As much as I love the thought of “Tiberius” cologne I think I’d have to go with “Red Shirt” myself, if for no other reason than it’s tag line is “Because Tomorrow May Never Come.”  I have to give Genki Wear credit for keeping the campy humor of the show in tact while providing what looks to be an actual quality product (unlike the Star Trek First Contact travel set from 1996 – though it also had a wallet and soap!)  The caption for “Red Shirt”?  Live every day as if it could be your last, with ‘Red Shirt’ cologne.

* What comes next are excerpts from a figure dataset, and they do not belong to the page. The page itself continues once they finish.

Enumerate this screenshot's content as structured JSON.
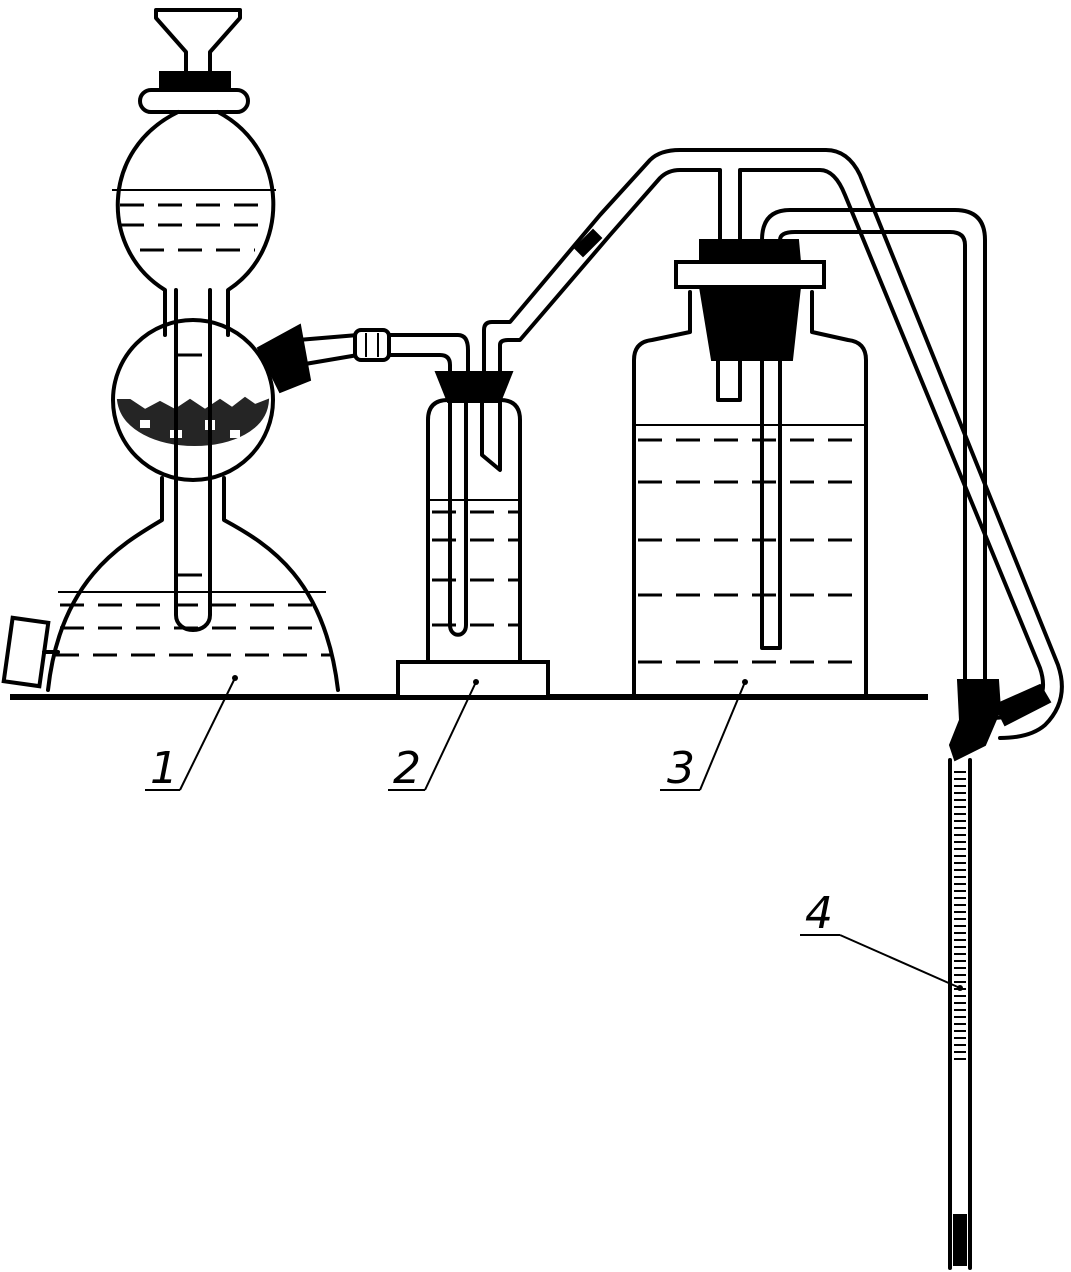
{
  "labels": [
    {
      "id": "1",
      "text": "1"
    },
    {
      "id": "2",
      "text": "2"
    },
    {
      "id": "3",
      "text": "3"
    },
    {
      "id": "4",
      "text": "4"
    }
  ]
}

Simply fantastic.

The final product in the “trio” of scents is a perfume titled “Ponn Farr” making it clearly the most risqué of the group as it’s named after the, once every seven year, Vulcan mating ritual learned about in the episode “Amok Time”.  The perfume promises to “drive him wild” and lets face it, if Spock can’t remain calm, cool and collected during “Ponn Farr” what chance do we have?

If you’re looking to add these items to your collection they will cost you between $30 and $40 for a 3.4oz bottle.  On the plus side, this is one of the very few Star Trek collectibles that actually has a functional purpose and the company believes it’s fragrances are comparable to Chanel or Cartier.  I guess that’s why they didn’t make “Bones” or “Old Scotch Drunk”.  Maybe next year.